Antwoorden op vragen over drugsgerelateerde overlast in Maastricht

Met deze brief beantwoordt minister Ter Horst - mede namens de minister van Justitie en de minister van Buitenlandse Zaken - de schriftelijke vragen die zijn gesteld door het lid Van der Ham (D66) over drugsgerelateerde overlast in Maastricht (ingezonden 3 april).

1
Bent u bekend met de oproep van de burgemeester van Maastricht om extra politieagenten en middelen beschikbaar te stellen met het doel de drugsoverlast in Maastricht en de grensregio te bestrijden? 1)

Antwoord 1
Ja

2
Bent u al benaderd met een verzoek om extra politieagenten en middelen ter beschikking te stellen? Zo ja, hoe heeft u dit verzoek beoordeeld? Zo neen, hoe staat u tegenover een dergelijk verzoek?

Antwoord 2
Tot op heden heb ik nog geen officieel verzoek ontvangen. Ik zal dit verzoek pas beoordelen nadat ik er kennis van heb kunnen nemen.

3
Hoe ziet u de verantwoordelijkheid van het kabinet voor de problematiek in Maastricht en de grensregio als gevolg van het volgens de burgemeester van Maastricht “belachelijke gedoogbeleid”? 2)

Antwoord 3
De kwalitatieve uitspraak laat ik voor rekening van de burgemeester van Maastricht. Het Rijk draagt, behalve een algemene verantwoordelijkheid voor nationaal beleid, een specifieke verantwoordelijkheid waar het nationale beleid grensoverschrijdende effecten heeft. Deze laatste verantwoordelijkheid vloeit onder andere voort uit de Schengen Uitvoeringsovereenkomst en heeft ook betrekking op het coffeeshopbeleid.
Het beleid is er, conform het coalitie-akkoord, op gericht coffeeshops in de grensstreek tegen te gaan en de door onze buurlanden gevoelde negatieve grensoverschrijdende effecten van dit beleid tot een minimum te beperken.

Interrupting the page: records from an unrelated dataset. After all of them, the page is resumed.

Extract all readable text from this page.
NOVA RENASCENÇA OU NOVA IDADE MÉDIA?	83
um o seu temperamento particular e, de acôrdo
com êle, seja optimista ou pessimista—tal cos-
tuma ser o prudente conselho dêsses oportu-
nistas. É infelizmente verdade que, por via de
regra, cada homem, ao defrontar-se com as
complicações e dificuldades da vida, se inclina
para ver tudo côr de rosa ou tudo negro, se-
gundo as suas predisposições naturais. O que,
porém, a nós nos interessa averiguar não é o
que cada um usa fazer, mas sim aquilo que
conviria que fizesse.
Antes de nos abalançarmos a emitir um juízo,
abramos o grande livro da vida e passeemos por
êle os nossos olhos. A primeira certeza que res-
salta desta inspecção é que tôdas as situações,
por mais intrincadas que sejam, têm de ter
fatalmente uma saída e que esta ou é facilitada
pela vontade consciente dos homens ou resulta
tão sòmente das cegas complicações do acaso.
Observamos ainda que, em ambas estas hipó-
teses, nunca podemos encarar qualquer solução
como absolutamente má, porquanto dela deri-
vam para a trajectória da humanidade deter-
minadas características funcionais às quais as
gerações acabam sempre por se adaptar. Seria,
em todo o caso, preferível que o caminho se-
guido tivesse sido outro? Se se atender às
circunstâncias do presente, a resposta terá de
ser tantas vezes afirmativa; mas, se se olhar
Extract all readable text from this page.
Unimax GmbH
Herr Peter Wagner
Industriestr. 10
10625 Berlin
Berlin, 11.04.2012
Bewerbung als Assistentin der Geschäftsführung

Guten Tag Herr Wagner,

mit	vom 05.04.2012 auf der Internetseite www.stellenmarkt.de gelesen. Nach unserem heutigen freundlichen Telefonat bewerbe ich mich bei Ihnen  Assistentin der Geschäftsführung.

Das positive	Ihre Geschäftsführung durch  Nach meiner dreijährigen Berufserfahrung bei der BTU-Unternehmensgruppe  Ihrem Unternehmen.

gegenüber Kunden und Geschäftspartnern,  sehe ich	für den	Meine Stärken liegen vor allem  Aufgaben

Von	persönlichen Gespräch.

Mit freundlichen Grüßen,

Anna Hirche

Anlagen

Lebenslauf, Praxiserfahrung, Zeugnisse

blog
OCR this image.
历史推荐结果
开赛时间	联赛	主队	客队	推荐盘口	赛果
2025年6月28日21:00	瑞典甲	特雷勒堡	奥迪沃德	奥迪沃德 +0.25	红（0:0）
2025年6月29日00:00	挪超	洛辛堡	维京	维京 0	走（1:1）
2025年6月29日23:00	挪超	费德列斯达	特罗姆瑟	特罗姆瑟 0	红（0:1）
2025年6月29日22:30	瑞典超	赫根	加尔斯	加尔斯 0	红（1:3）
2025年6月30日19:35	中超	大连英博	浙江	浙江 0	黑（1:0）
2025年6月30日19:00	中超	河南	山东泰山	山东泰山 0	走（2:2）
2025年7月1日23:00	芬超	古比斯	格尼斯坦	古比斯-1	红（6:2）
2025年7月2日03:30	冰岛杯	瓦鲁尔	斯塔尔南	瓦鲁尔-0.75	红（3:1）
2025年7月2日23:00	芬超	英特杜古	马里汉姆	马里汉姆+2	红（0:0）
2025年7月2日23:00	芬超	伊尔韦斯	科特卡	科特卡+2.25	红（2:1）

Enkele leden van het kabinet hebben in het licht van die doelstellingen op verschillende momenten contact gelegd en overleg gevoerd met Belgische autoriteiten.

4
Bent u bekend met het Maastrichtse plan camera’s te plaatsen bij de snelweg A2 om drugsrunners te onderscheppen?

Antwoord 4
Ja. Echter, navraag leert dat het nog geen definitief plan betreft, maar slechts één van de door Limburg-Zuid te onderzoeken mogelijkheden om de drugsgerelateerde overlast in te perken .

5
Heeft u bevorderd dat ook de Belgische grensgemeenten maatregelen nemen om de overlast van buitenlandse drugstoeristen en drugskoeriers tot een minimum te beperken? Zo ja, op welke wijze? Zo neen, waarom niet?

Vraag 5
Nee, ik reken het niet tot mijn verantwoordelijkheid noch bevoegdheid Belgische gemeenten te verzoeken maatregelen te nemen. De Ministeries van Binnenlandse Zaken en Justitie zijn wel als initiator betrokken bij de stappen die op dit moment in Limburg-Zuid genomen worden om, onder andere in samenwerking met de Belgen, de drugsoverlast in de regio tegen te gaan. Zo wordt er op verzoek van de Minister van Justitie en mijzelf op bestuurlijk niveau tussen lokale en regionale autoriteiten aan beide zijden van de grens overleg gevoerd om de problematiek in gezamenlijkheid aan te pakken.
Daarnaast heeft de Minister van Justitie de hoofdofficier van Justitie van het parket Maastricht gevraagd in overleg te treden met de justitiële autoriteiten in Tongeren en Luik om te komen tot een effectievere en betere aanpak van het grensoverschrijdende drugstoerisme. Van belang is dat handhavinginspanningen aan de Nederlandse zijde van de grens aan de Belgische zijde van de juiste opvolging worden voorzien. De Hoofdofficier van Justitie heeft inmiddels een initiatief tot overleg genomen.
Daarnaast hebben mijn collega van Justitie en ik in februari overleg gevoerd met de Belgische Ministers van Justitie en Binnenlandse Zaken. Ook heeft er op ambtelijk niveau overleg plaatsgevonden met de Belgische Ambassade in Nederland over deze kwestie. Tijdens deze overleggen is door beide partijen het belang van samenwerking bij de oplossing van deze problematiek benadrukt. Bovenstaande initiatieven vloeien daaruit voort.